Die Felsenkirchen von Lalibela im Hochland von Äthiopien

Eine Stätte für die Ewigkeit

Die Felsenkirchen von Lalibela zählen zu den Hauptattraktionen jeder Reise nach Äthiopien. Die steinernen Glaubensmonumente gehören seit 1978 zum Unesco-Weltkulturerbe.

Felsenkirche Bet Giyorgis in Lalibela / © Miriam Alster (KNA)
Felsenkirche Bet Giyorgis in Lalibela / © Miriam Alster ( KNA )

Das Städtchen wirkt unscheinbar und staubig. Doch was der Besucher beim Umherwandern entdeckt, wird er nie mehr vergessen können: Kirchen aus rostrotem Tuffstein, dazu ein Labyrinth aus Tunneln, Korridoren, Felsdurchbrüchen und Brücken, die allesamt nur den Zweck haben, die antiken Gotteshäuser miteinander zu verbinden. Es ist pure Magie, die den Fremden erwartet.

Und spätestens jetzt wird er den portugiesischen Priester Francisco Alvarez verstehen, der Anfang des 16. Jahrhunderts folgende Sätze niederschrieb: "Es ist mir genug, weiter über diese Denkmäler zu schreiben, denn wahrscheinlich wird mir niemand glauben."

Das Wunder von Äthiopien

Mit diesen Zeilen wollte er das Wunder von Äthiopien in Europa bekanntmachen. Das 1978 von der Unesco als Weltkulturerbe anerkannte Labyrinth von Lalibela zählt bis heute zu den Highlights jeder Äthiopien-Reise. Das Einzigartige: In Lalibela wurden die Kirchen aus dem Fels gehauen. Sie tragen Namen wie Bete Maryam, Bete Golgota oder Bete Gyorgis.
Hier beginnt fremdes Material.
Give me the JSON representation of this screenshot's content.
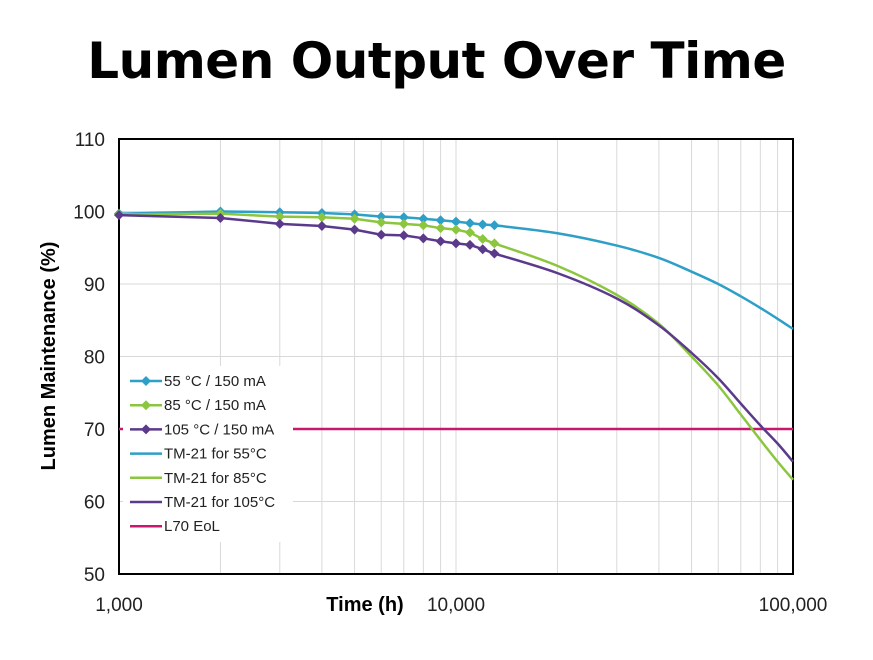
{
  "chart_data": {
    "type": "line",
    "title": "Lumen Output Over Time",
    "xlabel": "Time (h)",
    "ylabel": "Lumen Maintenance (%)",
    "xscale": "log",
    "xlim": [
      1000,
      100000
    ],
    "ylim": [
      50,
      110
    ],
    "xticks": [
      1000,
      10000,
      100000
    ],
    "xtick_labels": [
      "1,000",
      "10,000",
      "100,000"
    ],
    "yticks": [
      50,
      60,
      70,
      80,
      90,
      100,
      110
    ],
    "ytick_labels": [
      "50",
      "60",
      "70",
      "80",
      "90",
      "100",
      "110"
    ],
    "grid": true,
    "legend_position": "lower-left",
    "measured_x": [
      1000,
      2000,
      3000,
      4000,
      5000,
      6000,
      7000,
      8000,
      9000,
      10000,
      11000,
      12000,
      13000
    ],
    "series": [
      {
        "name": "55 °C / 150 mA",
        "color": "#2e9fc7",
        "marker": true,
        "values": [
          99.7,
          100.0,
          99.9,
          99.8,
          99.6,
          99.3,
          99.2,
          99.0,
          98.8,
          98.6,
          98.4,
          98.2,
          98.1
        ]
      },
      {
        "name": "85 °C / 150 mA",
        "color": "#8cc63f",
        "marker": true,
        "values": [
          99.6,
          99.7,
          99.3,
          99.2,
          99.0,
          98.5,
          98.3,
          98.1,
          97.7,
          97.5,
          97.1,
          96.2,
          95.6
        ]
      },
      {
        "name": "105 °C / 150 mA",
        "color": "#5b3a8c",
        "marker": true,
        "values": [
          99.5,
          99.1,
          98.3,
          98.0,
          97.5,
          96.8,
          96.7,
          96.3,
          95.9,
          95.6,
          95.4,
          94.8,
          94.2
        ]
      },
      {
        "name": "TM-21 for 55°C",
        "color": "#2e9fc7",
        "marker": false,
        "x": [
          13000,
          20000,
          30000,
          40000,
          50000,
          60000,
          70000,
          80000,
          90000,
          100000
        ],
        "values": [
          98.1,
          97.0,
          95.3,
          93.6,
          91.7,
          90.0,
          88.3,
          86.7,
          85.2,
          83.8
        ]
      },
      {
        "name": "TM-21 for 85°C",
        "color": "#8cc63f",
        "marker": false,
        "x": [
          13000,
          20000,
          30000,
          40000,
          50000,
          60000,
          70000,
          80000,
          90000,
          100000
        ],
        "values": [
          95.6,
          92.5,
          88.5,
          84.5,
          80.0,
          76.0,
          72.0,
          68.5,
          65.5,
          63.0
        ]
      },
      {
        "name": "TM-21 for 105°C",
        "color": "#5b3a8c",
        "marker": false,
        "x": [
          13000,
          20000,
          30000,
          40000,
          50000,
          60000,
          70000,
          80000,
          90000,
          100000
        ],
        "values": [
          94.2,
          91.5,
          88.0,
          84.3,
          80.5,
          77.0,
          73.5,
          70.5,
          68.0,
          65.5
        ]
      },
      {
        "name": "L70 EoL",
        "color": "#c8186e",
        "marker": false,
        "x": [
          1000,
          100000
        ],
        "values": [
          70,
          70
        ]
      }
    ]
  }
}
Letztere ist die jüngste und durch ihr griechisches Kreuz auf dem Dach ein besonders beliebtes Fotomotiv der Touristen. Bete bedeutet auf Amharisch "Haus" oder "Kirche".

2.500 Meter über dem Meeresspiegel wollte König Lalibela im 12. Jahrhundert eine Stätte für die Ewigkeit schaffen. In 23 Jahren ließ er elf Felsenkirchen errichten. Manche Quellen sprechen von 40.000 Menschen, die damals im roten, weichen Tuffstein meißelten – Tag und Nacht.

Das heilige Jerusalem

Die in Stein gehauenen Kirchen werden heute in die östliche, die westliche und die nördliche Gruppe aufgeteilt. Die im Osten gelegenen Kirchen sollen das heilige Jerusalem verkörpern. "Es gibt zwei Überlieferungen", sagt Fremdenführer Girma Derbie: "Zum einen soll der König den Wunsch gehabt haben, Jerusalem zu besuchen und dort begraben zu werden. Daraufhin ist ihm Gott im Traum erschienen und hat ihn aufgefordert, in Äthiopien zu bleiben und ein neues Jerusalem zu errichten."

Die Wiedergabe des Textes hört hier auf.